Just a question, if Nico will be at the wedding, can he just bypass the gift certificates and check in himself?


----------



## SOS8260456 (Oct 2, 2012)

JPD said:


> Just a question, if Nico will be at the wedding, can he just bypass the gift certificates and check in himself?



I don't really know...but good question.  Now that you mention it, I think he should be able to.


----------



## vckempson (Oct 2, 2012)

JPD said:


> Just a question, if Nico will be at the wedding, can he just bypass the gift certificates and check in himself?



My understanding is yes, he can check in for all of them... no guest certificates required.  Nico might need to put a required hold on his credit card for each unit, though, and he'll be on the hook for any damages.


----------



## MuranoJo (Oct 3, 2012)

We've invited other couples along with us with multiple exchanges the same week, and we didn't need the guest certificates.  Also, each family used their own credit cards for check-in, so we weren't on the hook for any room charges or damages, should there be any.

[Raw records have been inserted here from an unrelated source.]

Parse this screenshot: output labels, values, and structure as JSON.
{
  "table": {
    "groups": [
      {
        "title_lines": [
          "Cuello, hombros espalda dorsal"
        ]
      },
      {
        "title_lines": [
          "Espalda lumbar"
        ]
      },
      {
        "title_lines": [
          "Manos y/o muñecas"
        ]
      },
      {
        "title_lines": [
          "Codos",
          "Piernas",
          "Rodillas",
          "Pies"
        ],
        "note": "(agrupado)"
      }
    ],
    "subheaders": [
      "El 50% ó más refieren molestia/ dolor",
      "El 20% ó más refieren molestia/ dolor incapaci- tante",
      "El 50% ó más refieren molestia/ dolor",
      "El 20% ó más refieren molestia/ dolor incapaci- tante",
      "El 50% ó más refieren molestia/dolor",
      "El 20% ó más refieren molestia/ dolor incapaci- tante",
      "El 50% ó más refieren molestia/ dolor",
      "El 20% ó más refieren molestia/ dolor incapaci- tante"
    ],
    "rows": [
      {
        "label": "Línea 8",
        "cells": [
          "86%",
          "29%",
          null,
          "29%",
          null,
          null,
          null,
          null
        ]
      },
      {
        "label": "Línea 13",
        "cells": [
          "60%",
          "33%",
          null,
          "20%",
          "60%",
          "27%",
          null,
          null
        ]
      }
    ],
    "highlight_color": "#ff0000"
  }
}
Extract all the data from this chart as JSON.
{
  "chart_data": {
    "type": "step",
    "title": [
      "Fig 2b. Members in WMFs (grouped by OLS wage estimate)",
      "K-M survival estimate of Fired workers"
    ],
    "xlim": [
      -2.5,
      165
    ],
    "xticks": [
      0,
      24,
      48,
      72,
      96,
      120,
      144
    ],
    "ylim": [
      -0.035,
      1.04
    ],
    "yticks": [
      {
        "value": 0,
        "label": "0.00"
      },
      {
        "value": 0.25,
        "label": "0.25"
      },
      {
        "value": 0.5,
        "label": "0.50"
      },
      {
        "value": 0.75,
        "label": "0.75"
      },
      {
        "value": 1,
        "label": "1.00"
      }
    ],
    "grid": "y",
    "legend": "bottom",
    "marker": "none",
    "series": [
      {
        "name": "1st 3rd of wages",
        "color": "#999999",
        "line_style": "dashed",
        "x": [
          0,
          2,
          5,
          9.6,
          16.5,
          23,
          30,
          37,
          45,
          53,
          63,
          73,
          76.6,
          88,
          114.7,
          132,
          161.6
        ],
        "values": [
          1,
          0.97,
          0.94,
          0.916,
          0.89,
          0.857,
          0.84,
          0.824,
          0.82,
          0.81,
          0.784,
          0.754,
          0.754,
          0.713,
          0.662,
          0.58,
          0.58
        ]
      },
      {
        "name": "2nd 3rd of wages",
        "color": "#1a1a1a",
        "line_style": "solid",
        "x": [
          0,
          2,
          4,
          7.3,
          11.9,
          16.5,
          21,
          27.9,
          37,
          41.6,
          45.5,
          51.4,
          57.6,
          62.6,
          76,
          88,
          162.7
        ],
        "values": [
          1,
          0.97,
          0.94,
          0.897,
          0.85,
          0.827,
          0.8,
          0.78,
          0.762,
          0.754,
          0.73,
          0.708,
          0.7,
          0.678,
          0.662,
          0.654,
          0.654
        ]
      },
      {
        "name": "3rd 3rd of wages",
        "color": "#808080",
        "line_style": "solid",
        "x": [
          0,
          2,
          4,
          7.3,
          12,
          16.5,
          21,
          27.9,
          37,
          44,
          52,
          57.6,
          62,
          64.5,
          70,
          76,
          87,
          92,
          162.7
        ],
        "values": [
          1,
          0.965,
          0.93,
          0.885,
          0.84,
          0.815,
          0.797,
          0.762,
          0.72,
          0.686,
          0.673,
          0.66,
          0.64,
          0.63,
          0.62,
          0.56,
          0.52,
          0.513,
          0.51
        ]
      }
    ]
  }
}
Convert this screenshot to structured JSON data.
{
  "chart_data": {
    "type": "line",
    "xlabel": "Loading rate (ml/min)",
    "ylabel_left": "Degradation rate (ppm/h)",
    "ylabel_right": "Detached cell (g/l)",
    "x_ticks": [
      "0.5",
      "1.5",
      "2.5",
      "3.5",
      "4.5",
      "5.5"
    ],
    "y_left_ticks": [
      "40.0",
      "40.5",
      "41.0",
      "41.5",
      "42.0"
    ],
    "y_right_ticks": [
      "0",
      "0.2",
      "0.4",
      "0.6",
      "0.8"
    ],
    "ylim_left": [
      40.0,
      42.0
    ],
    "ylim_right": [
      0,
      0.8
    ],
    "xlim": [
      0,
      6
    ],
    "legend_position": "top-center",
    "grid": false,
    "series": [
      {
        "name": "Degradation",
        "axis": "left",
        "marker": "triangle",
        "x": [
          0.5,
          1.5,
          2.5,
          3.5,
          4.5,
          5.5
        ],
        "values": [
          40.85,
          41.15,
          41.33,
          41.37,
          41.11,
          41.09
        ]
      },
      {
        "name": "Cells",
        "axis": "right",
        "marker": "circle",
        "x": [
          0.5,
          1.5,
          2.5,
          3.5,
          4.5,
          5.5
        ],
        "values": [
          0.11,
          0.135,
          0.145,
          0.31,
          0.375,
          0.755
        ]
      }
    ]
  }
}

I'd call the resort directly and make sure you won't need the guest certificates.  We called ahead and let the resort know other couples would check in before we got there and they were fine with that.  I just gave them the names of the occupants of the other units.  Worked just fine.  I think RCI makes the $$ from GC, not the resorts, so they don't care as long as you are there and each family uses their own CC for check-in.

I'd still call the resort directly, just to be sure.


----------



## Ron98GT (Oct 3, 2012)

vckempson said:


> My understanding is yes, he can check in for all of them... no guest certificates required.  Nico might need to put a required hold on his credit card for each unit, though, and he'll be on the hook for any damages.



That's what I've been told in the past, by both RCI and the TS resort.
They don't even care if you leave after checking everybody in, just as long as you check everybody in.


----------